Solved – What test can I use to prove there is an upward trend in time series of ratios assesment in R

hypothesis testingrtime series

I have a database where experiments are stored. Each experiment has a flag, which says that it was properly registered. I am trying to show with a statistical test, that there is a trend in time that experients are increasingly properly registered (ratio column; rising from 56% in 2006 to 72% in 2011)

> print(ascii(c,include.rownames=F,format='nice'),type='org')
| year | all_experiments | properly registered | ratio |
|------+-----------------+---------------------+-------|
| 2006 | 6431            | 3604                | 56.04 |
| 2007 | 7013            | 3990                | 56.89 |
| 2008 | 8285            | 4899                | 59.13 |
| 2009 | 7523            | 5063                | 67.3  |
| 2010 | 7296            | 5210                | 71.41 |
| 2011 | 7243            | 5243                | 72.39 |

What statistical approach should I use to prove it.

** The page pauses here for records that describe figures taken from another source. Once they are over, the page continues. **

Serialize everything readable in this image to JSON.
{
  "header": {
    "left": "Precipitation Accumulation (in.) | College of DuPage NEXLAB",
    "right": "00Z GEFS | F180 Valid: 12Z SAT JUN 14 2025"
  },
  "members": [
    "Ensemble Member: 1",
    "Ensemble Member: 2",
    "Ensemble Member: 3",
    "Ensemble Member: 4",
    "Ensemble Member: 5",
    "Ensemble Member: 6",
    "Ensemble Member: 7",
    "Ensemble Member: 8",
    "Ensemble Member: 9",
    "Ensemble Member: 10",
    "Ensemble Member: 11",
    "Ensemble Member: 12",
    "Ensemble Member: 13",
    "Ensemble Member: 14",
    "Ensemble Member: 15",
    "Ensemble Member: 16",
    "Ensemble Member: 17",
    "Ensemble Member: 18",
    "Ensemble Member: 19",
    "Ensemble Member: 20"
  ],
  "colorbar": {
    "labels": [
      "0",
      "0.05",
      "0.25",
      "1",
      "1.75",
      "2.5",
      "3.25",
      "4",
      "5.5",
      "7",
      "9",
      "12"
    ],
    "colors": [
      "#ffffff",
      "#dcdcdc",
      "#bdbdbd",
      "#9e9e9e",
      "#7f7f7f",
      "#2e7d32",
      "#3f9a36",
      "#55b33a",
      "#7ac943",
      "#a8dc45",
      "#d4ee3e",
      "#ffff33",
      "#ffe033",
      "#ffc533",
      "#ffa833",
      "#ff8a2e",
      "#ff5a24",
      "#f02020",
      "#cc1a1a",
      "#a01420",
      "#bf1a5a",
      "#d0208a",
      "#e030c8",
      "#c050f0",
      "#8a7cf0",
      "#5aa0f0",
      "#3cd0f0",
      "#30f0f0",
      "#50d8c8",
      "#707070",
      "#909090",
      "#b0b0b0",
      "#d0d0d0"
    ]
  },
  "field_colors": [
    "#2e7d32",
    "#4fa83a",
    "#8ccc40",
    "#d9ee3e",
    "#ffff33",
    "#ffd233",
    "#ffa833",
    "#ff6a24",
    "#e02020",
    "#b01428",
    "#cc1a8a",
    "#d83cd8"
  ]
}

  1. Do I do take just the percentages, plot them and show that I can fit a line through the data and point to the slope of that line: how do I do that? Is it enough?
  2. Is there any more complicated test which takes into into account the numbers behind the percentages, and how would I do it?

I also need to compute the analysis within R so a generic help is useful but also hints to what commands to use within R would be best.

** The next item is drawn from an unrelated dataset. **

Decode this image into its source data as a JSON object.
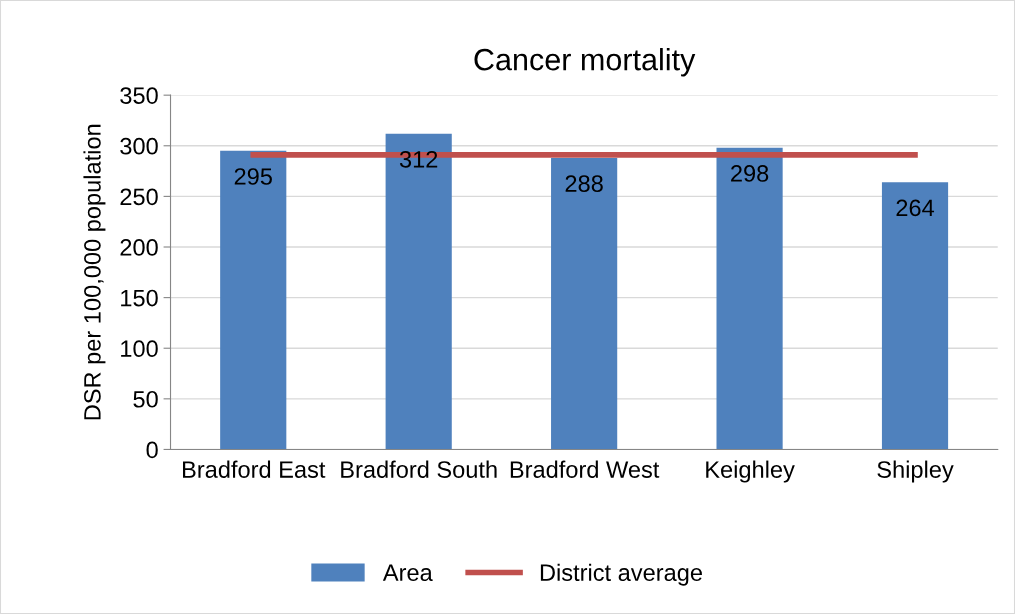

The data partitioned by year come from the same dataset and were produced like this:

a = ddply(s1b,.(format(First.Received, "%Y")) ,.fun=function(x) nrow(x))
b = ddply(s1b,.(format(First.Received, "%Y")) ,.fun=function(x) nrow(subset(x,properly_registered==1)))
...

Best Answer

This is the sort of problem that the Cochran-Armitage test for trend was designed to solve.

These days, though, most statisticians would probably use logistic regression instead, with year (or perhaps year-2000 to avoid any risk of numerical issues) treated as a continuous explanatory variable.